Peut-on considérer qu’il en est de même en matière de responsabilité des commettants du fait de leurs préposés depuis l’arrêt Costedoat ? Une telle théorie ne serait en effet pas incompatible avec le fondement principal de l’immunité du préposé, à savoir l’idée du risque profit. Rappelons que conformément à cette idée, on considère qu’à partir du moment où le préposé agit sous les ordres et directives de son commettant, et ne dispose ainsi plus de son plein arbitre – selon la doctrine majoritaire puisque certains auteurs maintiennent que malgré le lien de préposition, le préposé dispose toujours de son libre arbitre – , et contribue ainsi activement à la création de profits, il est normal que le commettant assume les risques de dommages découlant de l’activité de ses préposés. A partir de là, et si on retient la théorie selon laquelle l’arrêt Costedoat sonne la fin de la faute du préposé comme préalable nécessaire à la responsabilité de son commettant, alors l’acte fautif de ce dernier aurait vocation à devenir une manifestation parmi tant d’autres de ce risque qu’endosse le commettant.
Même l’arrêt Costedoat ne nous permet pas véritablement d’affirmer la disparition de la responsabilité du préposé comme condition de la responsabilité de son commettant, il semble que ce soit une conséquence possible de la voie ouverte par l’Assemblée Plénière ou, comme ont pu l’énoncer certains auteurs, de la «déflagration juridique» engendrée par elle. Dès lors, un simple fait causal du préposé serait susceptible d’engager la responsabilité du commettant.

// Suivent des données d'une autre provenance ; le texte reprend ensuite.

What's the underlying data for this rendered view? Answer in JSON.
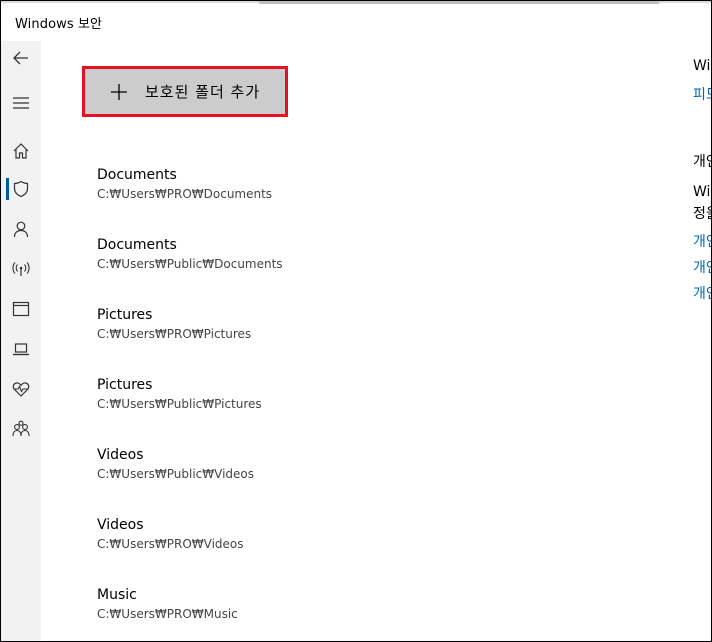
{
  "window": {
    "title": "Windows 보안"
  },
  "sidebar": {
    "items": [
      {
        "icon": "back-arrow-icon",
        "label": "Back"
      },
      {
        "icon": "hamburger-menu-icon",
        "label": "Menu"
      },
      {
        "icon": "home-icon",
        "label": "Home"
      },
      {
        "icon": "shield-icon",
        "label": "Virus & threat protection",
        "active": true
      },
      {
        "icon": "person-icon",
        "label": "Account protection"
      },
      {
        "icon": "wifi-antenna-icon",
        "label": "Firewall & network protection"
      },
      {
        "icon": "browser-window-icon",
        "label": "App & browser control"
      },
      {
        "icon": "laptop-icon",
        "label": "Device security"
      },
      {
        "icon": "heart-pulse-icon",
        "label": "Device performance & health"
      },
      {
        "icon": "family-icon",
        "label": "Family options"
      }
    ]
  },
  "main": {
    "add_button_label": "보호된 폴더 추가",
    "folders": [
      {
        "name": "Documents",
        "path": "C:₩Users₩PRO₩Documents"
      },
      {
        "name": "Documents",
        "path": "C:₩Users₩Public₩Documents"
      },
      {
        "name": "Pictures",
        "path": "C:₩Users₩PRO₩Pictures"
      },
      {
        "name": "Pictures",
        "path": "C:₩Users₩Public₩Pictures"
      },
      {
        "name": "Videos",
        "path": "C:₩Users₩Public₩Videos"
      },
      {
        "name": "Videos",
        "path": "C:₩Users₩PRO₩Videos"
      },
      {
        "name": "Music",
        "path": "C:₩Users₩PRO₩Music"
      }
    ]
  },
  "right_panel": {
    "heading": "Wi",
    "link1": "피드",
    "heading2": "개인",
    "text1": "Wi",
    "text2": "정을",
    "link2": "개인",
    "link3": "개인",
    "link4": "개인"
  },
  "colors": {
    "accent": "#0067b8",
    "highlight_border": "#e81123",
    "sidebar_bg": "#f2f2f2",
    "button_bg": "#cccccc"
  }
}
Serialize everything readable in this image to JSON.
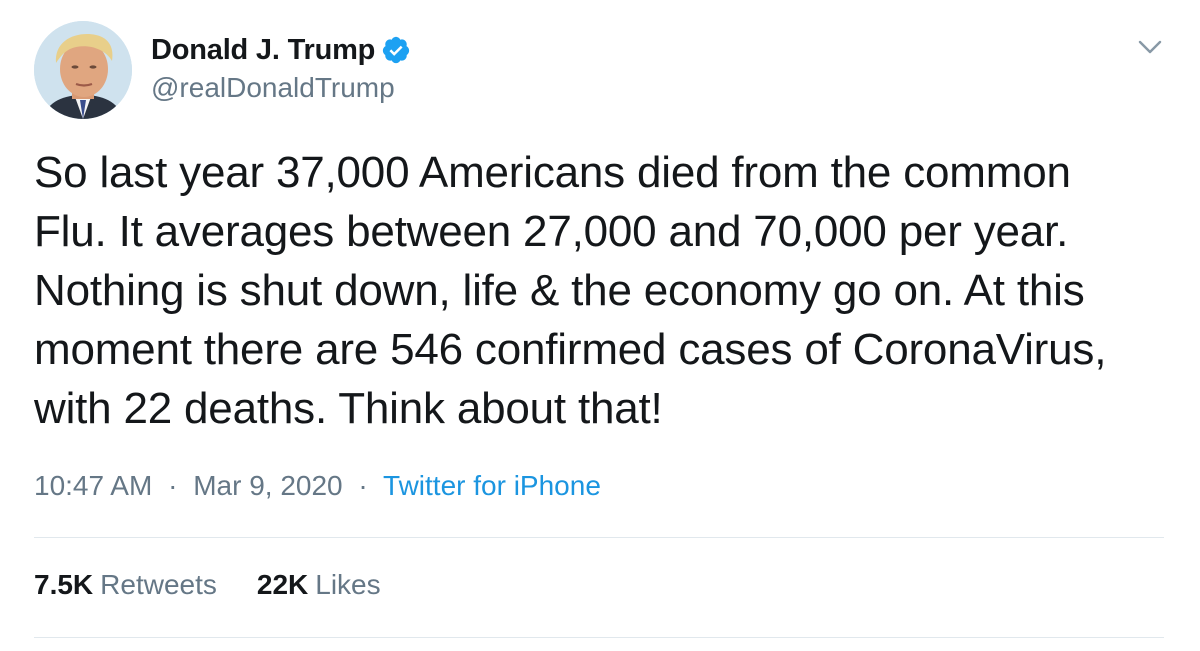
{
  "author": {
    "display_name": "Donald J. Trump",
    "handle": "@realDonaldTrump",
    "verified": true,
    "avatar_icon": "profile-photo"
  },
  "tweet": {
    "text": "So last year 37,000 Americans died from the common\nFlu. It averages between 27,000 and 70,000 per year.\nNothing is shut down, life & the economy go on. At this\nmoment there are 546 confirmed cases of CoronaVirus,\nwith 22 deaths. Think about that!",
    "time": "10:47 AM",
    "date": "Mar 9, 2020",
    "separator": "·",
    "source": "Twitter for iPhone"
  },
  "stats": {
    "retweets_count": "7.5K",
    "retweets_label": "Retweets",
    "likes_count": "22K",
    "likes_label": "Likes"
  },
  "icons": {
    "verified": "verified-badge-icon",
    "caret": "chevron-down-icon"
  },
  "colors": {
    "text_primary": "#14171a",
    "text_secondary": "#657786",
    "link": "#1b95e0",
    "verified": "#1da1f2",
    "divider": "#e1e8ed"
  }
}
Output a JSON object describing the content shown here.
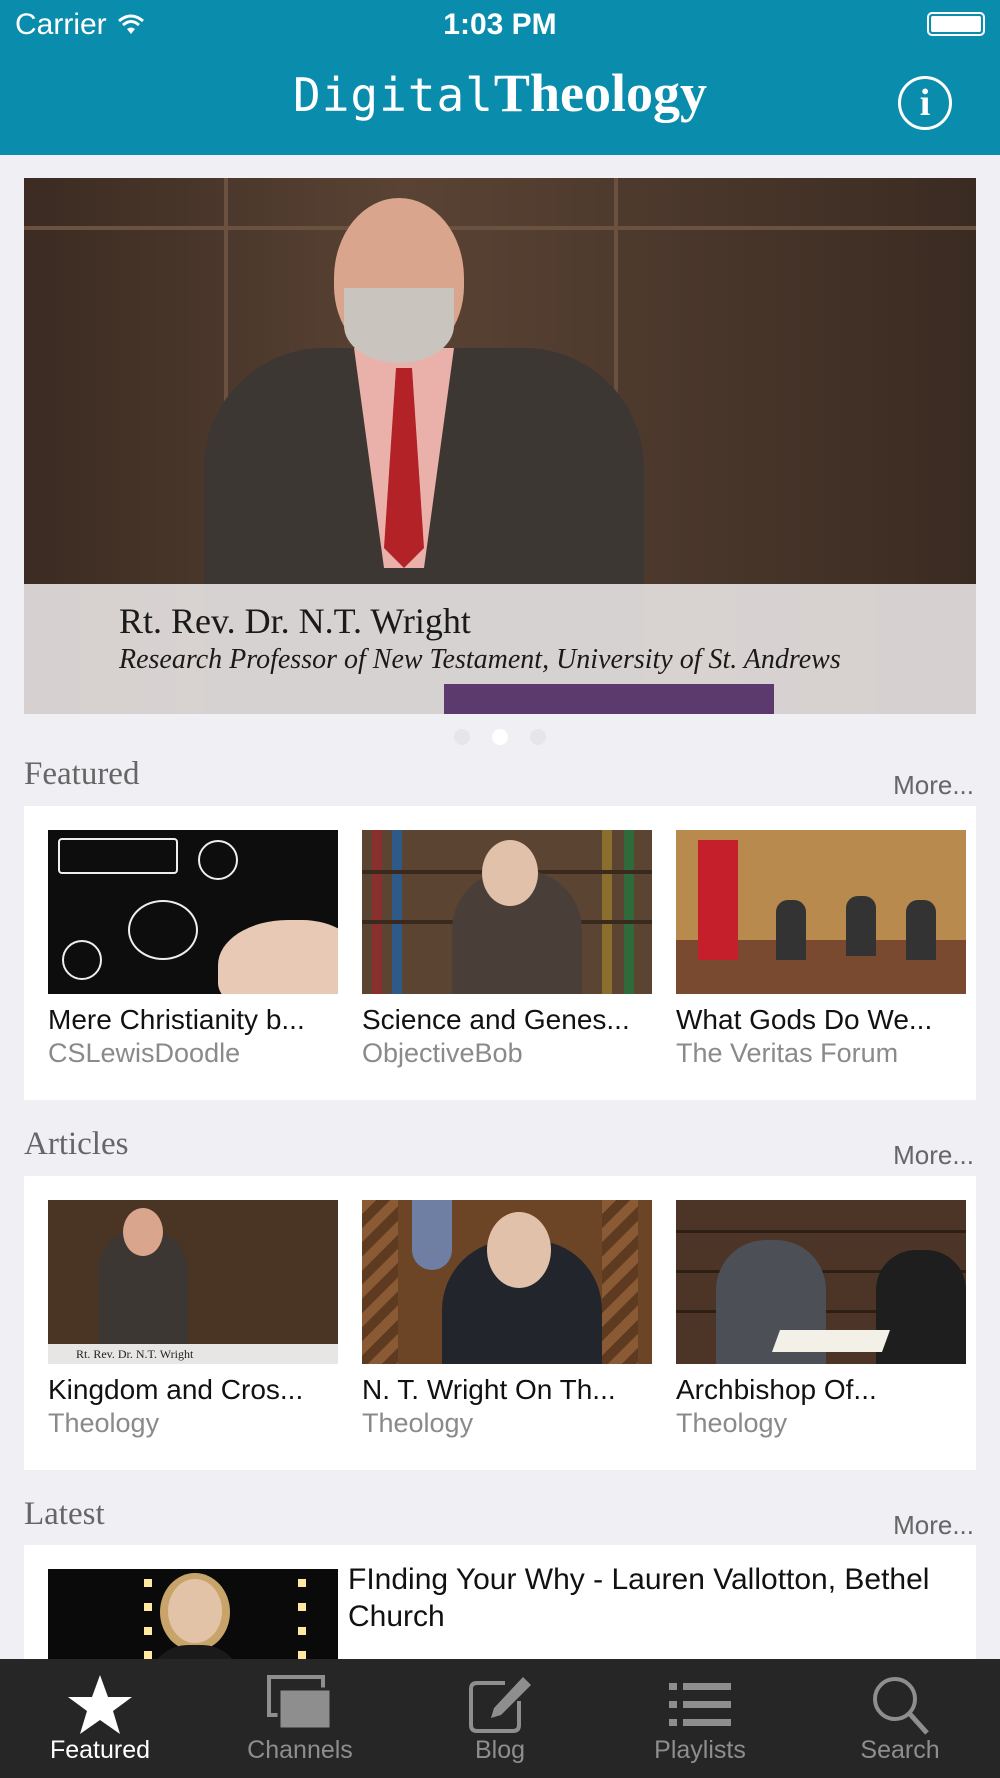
{
  "status_bar": {
    "carrier": "Carrier",
    "time": "1:03 PM"
  },
  "header": {
    "title_part1": "Digital",
    "title_part2": "Theology",
    "info_label": "i"
  },
  "hero": {
    "name": "Rt. Rev. Dr. N.T. Wright",
    "role": "Research Professor of New Testament, University of St. Andrews",
    "page_count": 3,
    "active_page": 2
  },
  "featured": {
    "title": "Featured",
    "more": "More...",
    "items": [
      {
        "title": "Mere Christianity b...",
        "subtitle": "CSLewisDoodle"
      },
      {
        "title": "Science and Genes...",
        "subtitle": "ObjectiveBob"
      },
      {
        "title": "What Gods Do We...",
        "subtitle": "The Veritas Forum"
      }
    ]
  },
  "articles": {
    "title": "Articles",
    "more": "More...",
    "thumb_caption": "Rt. Rev. Dr. N.T. Wright",
    "items": [
      {
        "title": "Kingdom and Cros...",
        "subtitle": "Theology"
      },
      {
        "title": "N. T. Wright On Th...",
        "subtitle": "Theology"
      },
      {
        "title": "Archbishop Of...",
        "subtitle": "Theology"
      }
    ]
  },
  "latest": {
    "title": "Latest",
    "more": "More...",
    "items": [
      {
        "title": "FInding Your Why - Lauren Vallotton, Bethel Church"
      }
    ]
  },
  "tabbar": {
    "tabs": [
      {
        "label": "Featured",
        "icon": "star-icon",
        "active": true
      },
      {
        "label": "Channels",
        "icon": "channels-icon",
        "active": false
      },
      {
        "label": "Blog",
        "icon": "compose-icon",
        "active": false
      },
      {
        "label": "Playlists",
        "icon": "list-icon",
        "active": false
      },
      {
        "label": "Search",
        "icon": "search-icon",
        "active": false
      }
    ]
  },
  "colors": {
    "brand": "#0a8cad",
    "tabbar_bg": "#262626",
    "page_bg": "#efeff4"
  }
}
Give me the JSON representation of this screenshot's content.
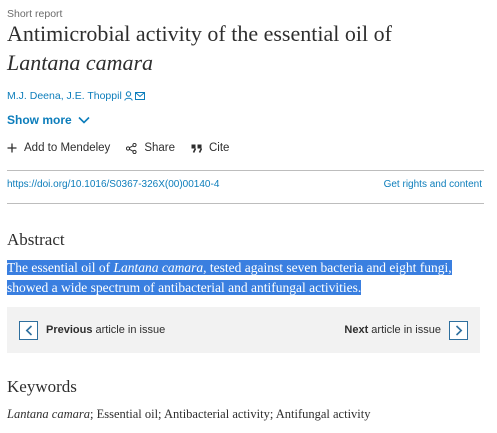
{
  "article": {
    "type": "Short report",
    "title_line1": "Antimicrobial activity of the essential oil of",
    "title_line2": "Lantana camara",
    "authors": "M.J. Deena, J.E. Thoppil",
    "show_more": "Show more"
  },
  "actions": {
    "mendeley": "Add to Mendeley",
    "share": "Share",
    "cite": "Cite"
  },
  "links": {
    "doi": "https://doi.org/10.1016/S0367-326X(00)00140-4",
    "rights": "Get rights and content"
  },
  "abstract": {
    "heading": "Abstract",
    "part1": "The essential oil of ",
    "species": "Lantana camara",
    "part2": ", tested against seven bacteria and eight fungi, showed a wide spectrum of antibacterial and antifungal activities."
  },
  "pager": {
    "prev_bold": "Previous",
    "prev_rest": " article in issue",
    "next_bold": "Next",
    "next_rest": " article in issue"
  },
  "keywords": {
    "heading": "Keywords",
    "k1": "Lantana camara",
    "rest": "; Essential oil; Antibacterial activity; Antifungal activity"
  },
  "colors": {
    "link": "#0c7dbb",
    "highlight": "#3a7fe0",
    "pager_bg": "#f2f2f2"
  },
  "icons": [
    "person-icon",
    "email-icon",
    "chevron-down-icon",
    "plus-icon",
    "share-icon",
    "quote-icon",
    "chevron-left-icon",
    "chevron-right-icon"
  ]
}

L’article 1384 alinéa 5 du Code civil connaîtrait alors le même sort que l’alinéa 4 du même article et on assisterait alors à la déchéance des régimes de responsabilité du fait d’autrui traditionnels.
Par conséquent, si la solution de l’arrêt Costedoat nous semble la bienvenue sur un plan purement «social», il semblerait que sur le plan juridique elle soit à l’origine de nombreux bouleversements dont on peut légitiment redouter sur le long terme les conséquences.